Rep. Doug Lamborn, R-Colo., may not be on the ballot this fall thanks to a petition snafu.
The Colorado Supreme Court ruled Monday that the signatures the six-term congressman submitted to run for re-election were invalid because the people he hired to gather those signatures were not Colorado residents, as required by state law. Therefore, the court ruled those signatures were "invalid and may not be considered," leaving him short of 1,000 needed to make the ballot.
A lower court had initially ruled in Lamborn's favor, but five Republicans in his district appealed and the state Supreme Court sided with the congressman's opponents.
"We recognize the gravity of this conclusion, but Colorado law does not permit us to conclude otherwise," the court wrote in the ruling.
According to member station KUNC, it's too late for Lamborn to wage a write-in campaign to get on the June 26 primary ballot, but the secretary of state's office says he could be write-in candidate for the general election.

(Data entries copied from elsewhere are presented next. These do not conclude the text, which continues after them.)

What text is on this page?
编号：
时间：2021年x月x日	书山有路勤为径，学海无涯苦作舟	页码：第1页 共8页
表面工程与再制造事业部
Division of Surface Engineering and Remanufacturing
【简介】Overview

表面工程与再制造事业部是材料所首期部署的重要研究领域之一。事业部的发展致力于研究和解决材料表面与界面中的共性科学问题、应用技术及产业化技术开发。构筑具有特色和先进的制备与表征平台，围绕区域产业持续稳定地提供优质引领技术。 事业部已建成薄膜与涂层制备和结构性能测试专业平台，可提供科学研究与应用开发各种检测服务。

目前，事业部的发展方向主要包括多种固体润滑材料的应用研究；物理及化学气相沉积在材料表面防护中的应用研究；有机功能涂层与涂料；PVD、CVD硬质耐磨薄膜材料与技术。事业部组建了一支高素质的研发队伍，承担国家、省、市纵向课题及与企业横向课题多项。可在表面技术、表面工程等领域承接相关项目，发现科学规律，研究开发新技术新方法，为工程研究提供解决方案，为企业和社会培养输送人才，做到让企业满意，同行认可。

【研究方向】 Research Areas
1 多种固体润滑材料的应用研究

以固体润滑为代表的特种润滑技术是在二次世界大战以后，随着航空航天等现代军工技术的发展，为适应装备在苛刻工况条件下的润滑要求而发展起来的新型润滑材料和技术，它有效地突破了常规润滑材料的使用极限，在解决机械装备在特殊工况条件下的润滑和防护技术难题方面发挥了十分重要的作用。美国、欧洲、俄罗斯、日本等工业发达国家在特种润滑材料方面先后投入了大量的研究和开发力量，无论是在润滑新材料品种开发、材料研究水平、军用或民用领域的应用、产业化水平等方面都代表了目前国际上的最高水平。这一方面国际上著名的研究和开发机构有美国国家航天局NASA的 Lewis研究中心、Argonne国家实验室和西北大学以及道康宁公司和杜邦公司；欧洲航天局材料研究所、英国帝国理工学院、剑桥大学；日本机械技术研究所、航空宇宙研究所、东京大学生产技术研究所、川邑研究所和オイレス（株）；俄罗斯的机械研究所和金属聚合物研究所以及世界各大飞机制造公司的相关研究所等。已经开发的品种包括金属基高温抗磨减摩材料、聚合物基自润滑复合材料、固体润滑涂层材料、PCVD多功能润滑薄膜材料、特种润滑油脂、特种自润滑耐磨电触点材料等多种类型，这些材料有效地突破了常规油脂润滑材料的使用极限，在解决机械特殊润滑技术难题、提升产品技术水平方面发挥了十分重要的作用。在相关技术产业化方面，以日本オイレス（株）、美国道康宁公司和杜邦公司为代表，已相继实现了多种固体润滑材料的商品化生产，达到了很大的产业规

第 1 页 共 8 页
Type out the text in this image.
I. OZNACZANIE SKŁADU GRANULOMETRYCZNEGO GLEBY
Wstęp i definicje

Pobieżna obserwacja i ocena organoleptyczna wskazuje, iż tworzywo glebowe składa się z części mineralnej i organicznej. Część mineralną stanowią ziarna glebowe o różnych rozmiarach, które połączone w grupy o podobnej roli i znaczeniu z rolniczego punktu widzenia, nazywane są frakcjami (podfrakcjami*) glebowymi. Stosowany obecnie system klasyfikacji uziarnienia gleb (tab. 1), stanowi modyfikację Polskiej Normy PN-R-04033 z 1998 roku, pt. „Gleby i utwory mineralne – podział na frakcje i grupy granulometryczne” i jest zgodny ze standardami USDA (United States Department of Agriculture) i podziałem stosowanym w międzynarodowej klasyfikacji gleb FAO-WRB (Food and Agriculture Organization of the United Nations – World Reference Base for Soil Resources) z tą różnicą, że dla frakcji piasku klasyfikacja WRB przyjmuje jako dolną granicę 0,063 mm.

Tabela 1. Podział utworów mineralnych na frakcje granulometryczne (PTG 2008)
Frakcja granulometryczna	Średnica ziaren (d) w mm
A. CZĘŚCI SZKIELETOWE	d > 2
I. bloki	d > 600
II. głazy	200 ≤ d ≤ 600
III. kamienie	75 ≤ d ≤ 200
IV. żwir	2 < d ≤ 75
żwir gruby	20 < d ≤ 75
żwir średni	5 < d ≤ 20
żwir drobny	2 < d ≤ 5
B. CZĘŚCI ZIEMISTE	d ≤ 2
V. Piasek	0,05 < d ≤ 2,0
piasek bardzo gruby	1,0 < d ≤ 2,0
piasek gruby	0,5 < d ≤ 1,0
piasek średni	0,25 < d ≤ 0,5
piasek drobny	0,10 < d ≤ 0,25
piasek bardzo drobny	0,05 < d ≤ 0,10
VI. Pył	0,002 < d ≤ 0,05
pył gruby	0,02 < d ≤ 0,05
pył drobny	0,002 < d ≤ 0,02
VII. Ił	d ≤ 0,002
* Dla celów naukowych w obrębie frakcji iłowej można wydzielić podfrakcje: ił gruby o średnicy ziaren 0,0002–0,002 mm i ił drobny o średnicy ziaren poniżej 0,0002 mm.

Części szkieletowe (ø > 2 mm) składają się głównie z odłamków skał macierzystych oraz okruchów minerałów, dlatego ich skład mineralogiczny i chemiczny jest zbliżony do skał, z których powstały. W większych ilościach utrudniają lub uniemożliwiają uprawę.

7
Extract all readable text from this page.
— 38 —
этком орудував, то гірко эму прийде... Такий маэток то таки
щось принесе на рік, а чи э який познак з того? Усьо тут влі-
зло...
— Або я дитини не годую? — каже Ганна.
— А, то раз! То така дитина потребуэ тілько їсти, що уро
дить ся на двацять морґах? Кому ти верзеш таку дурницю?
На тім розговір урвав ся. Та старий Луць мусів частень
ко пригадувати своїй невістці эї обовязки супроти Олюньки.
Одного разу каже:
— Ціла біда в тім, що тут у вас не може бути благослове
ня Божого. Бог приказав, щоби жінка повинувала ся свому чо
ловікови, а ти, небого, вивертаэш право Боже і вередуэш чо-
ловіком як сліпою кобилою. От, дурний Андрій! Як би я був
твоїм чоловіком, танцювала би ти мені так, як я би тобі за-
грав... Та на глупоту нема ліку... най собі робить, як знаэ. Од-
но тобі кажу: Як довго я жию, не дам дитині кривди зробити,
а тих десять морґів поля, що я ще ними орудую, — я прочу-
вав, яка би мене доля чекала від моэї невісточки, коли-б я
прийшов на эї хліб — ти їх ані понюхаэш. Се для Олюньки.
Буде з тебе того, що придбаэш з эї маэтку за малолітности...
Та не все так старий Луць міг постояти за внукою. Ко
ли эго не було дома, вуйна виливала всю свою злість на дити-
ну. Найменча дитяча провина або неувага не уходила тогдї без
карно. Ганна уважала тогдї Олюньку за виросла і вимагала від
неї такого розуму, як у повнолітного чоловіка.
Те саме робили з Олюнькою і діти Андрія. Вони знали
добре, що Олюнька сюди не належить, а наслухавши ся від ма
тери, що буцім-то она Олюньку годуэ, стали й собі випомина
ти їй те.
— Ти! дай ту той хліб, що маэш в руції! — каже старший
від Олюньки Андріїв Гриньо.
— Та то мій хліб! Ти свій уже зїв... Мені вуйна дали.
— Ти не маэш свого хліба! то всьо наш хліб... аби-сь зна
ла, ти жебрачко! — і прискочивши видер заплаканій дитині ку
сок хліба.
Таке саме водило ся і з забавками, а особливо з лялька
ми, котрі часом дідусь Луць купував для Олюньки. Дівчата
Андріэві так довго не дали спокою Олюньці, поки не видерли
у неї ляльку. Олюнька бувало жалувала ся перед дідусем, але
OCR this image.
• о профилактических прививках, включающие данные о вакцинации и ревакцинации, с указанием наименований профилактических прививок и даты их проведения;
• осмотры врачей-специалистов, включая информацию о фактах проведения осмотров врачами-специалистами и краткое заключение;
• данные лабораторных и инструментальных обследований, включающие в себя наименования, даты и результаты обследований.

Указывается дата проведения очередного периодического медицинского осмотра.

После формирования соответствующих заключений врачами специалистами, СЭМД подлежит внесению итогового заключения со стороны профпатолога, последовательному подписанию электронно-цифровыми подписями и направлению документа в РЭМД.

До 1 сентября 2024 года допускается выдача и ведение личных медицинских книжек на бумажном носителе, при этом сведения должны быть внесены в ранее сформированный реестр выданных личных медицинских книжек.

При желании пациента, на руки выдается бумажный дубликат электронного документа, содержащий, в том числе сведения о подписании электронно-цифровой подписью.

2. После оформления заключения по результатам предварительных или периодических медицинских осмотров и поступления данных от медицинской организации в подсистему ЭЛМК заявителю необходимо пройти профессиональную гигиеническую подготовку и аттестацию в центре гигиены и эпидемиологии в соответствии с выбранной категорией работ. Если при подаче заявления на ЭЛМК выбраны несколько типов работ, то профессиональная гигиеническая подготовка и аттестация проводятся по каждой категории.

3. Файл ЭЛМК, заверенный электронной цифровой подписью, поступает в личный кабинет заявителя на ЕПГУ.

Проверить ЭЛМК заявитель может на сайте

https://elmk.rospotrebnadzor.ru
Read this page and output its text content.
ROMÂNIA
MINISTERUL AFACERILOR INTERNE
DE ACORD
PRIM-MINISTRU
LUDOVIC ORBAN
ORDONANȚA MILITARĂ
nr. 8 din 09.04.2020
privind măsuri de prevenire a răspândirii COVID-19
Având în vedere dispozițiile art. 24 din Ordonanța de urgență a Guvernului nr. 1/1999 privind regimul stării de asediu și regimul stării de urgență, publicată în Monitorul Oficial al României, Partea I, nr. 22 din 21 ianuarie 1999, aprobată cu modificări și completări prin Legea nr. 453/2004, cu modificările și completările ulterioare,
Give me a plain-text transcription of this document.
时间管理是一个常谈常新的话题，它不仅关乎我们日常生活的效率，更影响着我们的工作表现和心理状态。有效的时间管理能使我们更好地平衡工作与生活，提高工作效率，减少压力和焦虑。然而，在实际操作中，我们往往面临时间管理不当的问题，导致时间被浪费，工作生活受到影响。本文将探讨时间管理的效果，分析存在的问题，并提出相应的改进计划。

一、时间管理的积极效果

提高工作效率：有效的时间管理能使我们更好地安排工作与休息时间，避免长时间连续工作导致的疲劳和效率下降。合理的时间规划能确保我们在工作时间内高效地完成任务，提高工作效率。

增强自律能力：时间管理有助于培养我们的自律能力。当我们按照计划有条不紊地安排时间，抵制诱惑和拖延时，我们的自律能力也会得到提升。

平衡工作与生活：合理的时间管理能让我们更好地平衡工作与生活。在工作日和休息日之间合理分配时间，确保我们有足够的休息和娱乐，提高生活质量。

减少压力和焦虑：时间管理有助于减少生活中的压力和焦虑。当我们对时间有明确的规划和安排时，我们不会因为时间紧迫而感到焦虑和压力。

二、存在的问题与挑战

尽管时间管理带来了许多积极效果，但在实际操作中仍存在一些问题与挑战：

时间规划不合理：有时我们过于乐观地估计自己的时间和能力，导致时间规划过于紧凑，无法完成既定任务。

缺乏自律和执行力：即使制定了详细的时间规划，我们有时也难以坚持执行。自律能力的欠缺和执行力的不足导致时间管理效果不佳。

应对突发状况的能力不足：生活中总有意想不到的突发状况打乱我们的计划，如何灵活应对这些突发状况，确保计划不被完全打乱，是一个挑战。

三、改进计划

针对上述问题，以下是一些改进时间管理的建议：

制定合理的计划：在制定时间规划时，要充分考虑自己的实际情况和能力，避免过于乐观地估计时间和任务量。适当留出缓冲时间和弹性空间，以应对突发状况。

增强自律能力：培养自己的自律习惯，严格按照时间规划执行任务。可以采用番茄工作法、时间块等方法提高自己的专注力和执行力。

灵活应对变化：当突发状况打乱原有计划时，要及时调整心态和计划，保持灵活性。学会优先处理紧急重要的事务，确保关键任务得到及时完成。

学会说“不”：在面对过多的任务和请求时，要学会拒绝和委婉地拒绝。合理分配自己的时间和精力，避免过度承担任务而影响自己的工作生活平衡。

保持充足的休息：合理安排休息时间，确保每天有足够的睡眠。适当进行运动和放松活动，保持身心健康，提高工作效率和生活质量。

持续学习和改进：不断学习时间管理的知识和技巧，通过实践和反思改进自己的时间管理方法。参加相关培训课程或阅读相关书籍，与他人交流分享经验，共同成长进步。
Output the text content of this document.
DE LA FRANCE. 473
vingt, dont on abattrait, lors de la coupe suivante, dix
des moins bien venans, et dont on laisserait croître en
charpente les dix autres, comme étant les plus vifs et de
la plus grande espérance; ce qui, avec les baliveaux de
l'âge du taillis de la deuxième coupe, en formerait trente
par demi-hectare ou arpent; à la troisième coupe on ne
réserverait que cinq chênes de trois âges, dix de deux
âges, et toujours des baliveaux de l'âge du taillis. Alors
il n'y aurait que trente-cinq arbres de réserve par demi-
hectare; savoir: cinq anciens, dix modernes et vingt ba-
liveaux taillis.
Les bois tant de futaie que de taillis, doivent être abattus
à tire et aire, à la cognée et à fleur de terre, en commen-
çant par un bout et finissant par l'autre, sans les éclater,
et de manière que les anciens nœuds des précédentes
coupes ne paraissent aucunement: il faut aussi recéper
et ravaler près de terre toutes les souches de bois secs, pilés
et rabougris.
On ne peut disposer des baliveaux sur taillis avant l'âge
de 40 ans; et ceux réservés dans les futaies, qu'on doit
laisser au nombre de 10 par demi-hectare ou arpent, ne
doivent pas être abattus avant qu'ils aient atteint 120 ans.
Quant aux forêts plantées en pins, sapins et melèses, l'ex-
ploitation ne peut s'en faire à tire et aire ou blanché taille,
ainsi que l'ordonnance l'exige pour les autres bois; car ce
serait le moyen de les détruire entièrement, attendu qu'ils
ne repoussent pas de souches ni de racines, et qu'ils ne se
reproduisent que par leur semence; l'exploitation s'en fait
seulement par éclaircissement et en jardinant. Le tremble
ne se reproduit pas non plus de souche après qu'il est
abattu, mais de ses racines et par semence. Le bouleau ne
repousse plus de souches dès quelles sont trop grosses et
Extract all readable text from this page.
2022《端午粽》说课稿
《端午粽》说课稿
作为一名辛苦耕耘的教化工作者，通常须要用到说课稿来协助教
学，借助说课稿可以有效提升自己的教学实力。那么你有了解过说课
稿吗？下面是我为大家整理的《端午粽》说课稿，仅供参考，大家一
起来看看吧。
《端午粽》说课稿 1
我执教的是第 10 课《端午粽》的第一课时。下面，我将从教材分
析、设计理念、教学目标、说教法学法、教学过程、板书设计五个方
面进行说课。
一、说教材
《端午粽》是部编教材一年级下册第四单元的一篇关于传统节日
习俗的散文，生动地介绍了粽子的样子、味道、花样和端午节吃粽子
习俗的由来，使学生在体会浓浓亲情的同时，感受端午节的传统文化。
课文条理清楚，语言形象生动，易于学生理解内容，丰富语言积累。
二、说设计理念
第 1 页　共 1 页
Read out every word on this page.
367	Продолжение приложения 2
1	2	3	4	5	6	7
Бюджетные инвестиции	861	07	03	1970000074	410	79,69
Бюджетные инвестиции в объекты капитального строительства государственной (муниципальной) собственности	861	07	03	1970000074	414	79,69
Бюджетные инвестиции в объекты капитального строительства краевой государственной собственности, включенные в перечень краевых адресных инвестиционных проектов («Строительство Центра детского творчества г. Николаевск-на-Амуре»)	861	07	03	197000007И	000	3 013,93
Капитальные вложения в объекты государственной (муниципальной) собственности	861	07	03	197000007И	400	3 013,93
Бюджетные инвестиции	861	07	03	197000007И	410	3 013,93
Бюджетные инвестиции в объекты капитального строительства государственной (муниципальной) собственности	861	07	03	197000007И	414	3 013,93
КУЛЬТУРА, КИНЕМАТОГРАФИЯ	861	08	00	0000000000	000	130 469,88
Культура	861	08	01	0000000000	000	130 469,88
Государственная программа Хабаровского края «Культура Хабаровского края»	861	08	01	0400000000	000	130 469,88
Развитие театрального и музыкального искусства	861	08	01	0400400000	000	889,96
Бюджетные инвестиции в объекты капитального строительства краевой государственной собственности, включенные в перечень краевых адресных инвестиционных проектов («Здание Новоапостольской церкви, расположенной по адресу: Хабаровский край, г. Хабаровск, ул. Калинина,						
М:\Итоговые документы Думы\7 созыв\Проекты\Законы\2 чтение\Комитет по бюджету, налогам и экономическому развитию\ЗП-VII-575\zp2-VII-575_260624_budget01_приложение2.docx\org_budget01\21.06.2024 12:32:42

Lamborn could still, however, appeal the state court's decision to a federal court. The Denver Post reports that could be by asking the court to change the requirement for petition gatherers to the standard applied to those gathering signatures for ballot initiatives, who aren't required to live in the state.
When the Post reached Lamborn by phone, he told the paper "we're still digesting the opinion" and then hung up. When he was reached a second time, he said "we're still looking at the language" and hung up again, directing the reporter to his press secretary, the paper reports.
Lamborn represents a safe Republican seat that includes Colorado Springs. President Trump carried by 24 points, and even if Lamborn isn't on the ballot it's unlikely the seat would fall into Democratic hands.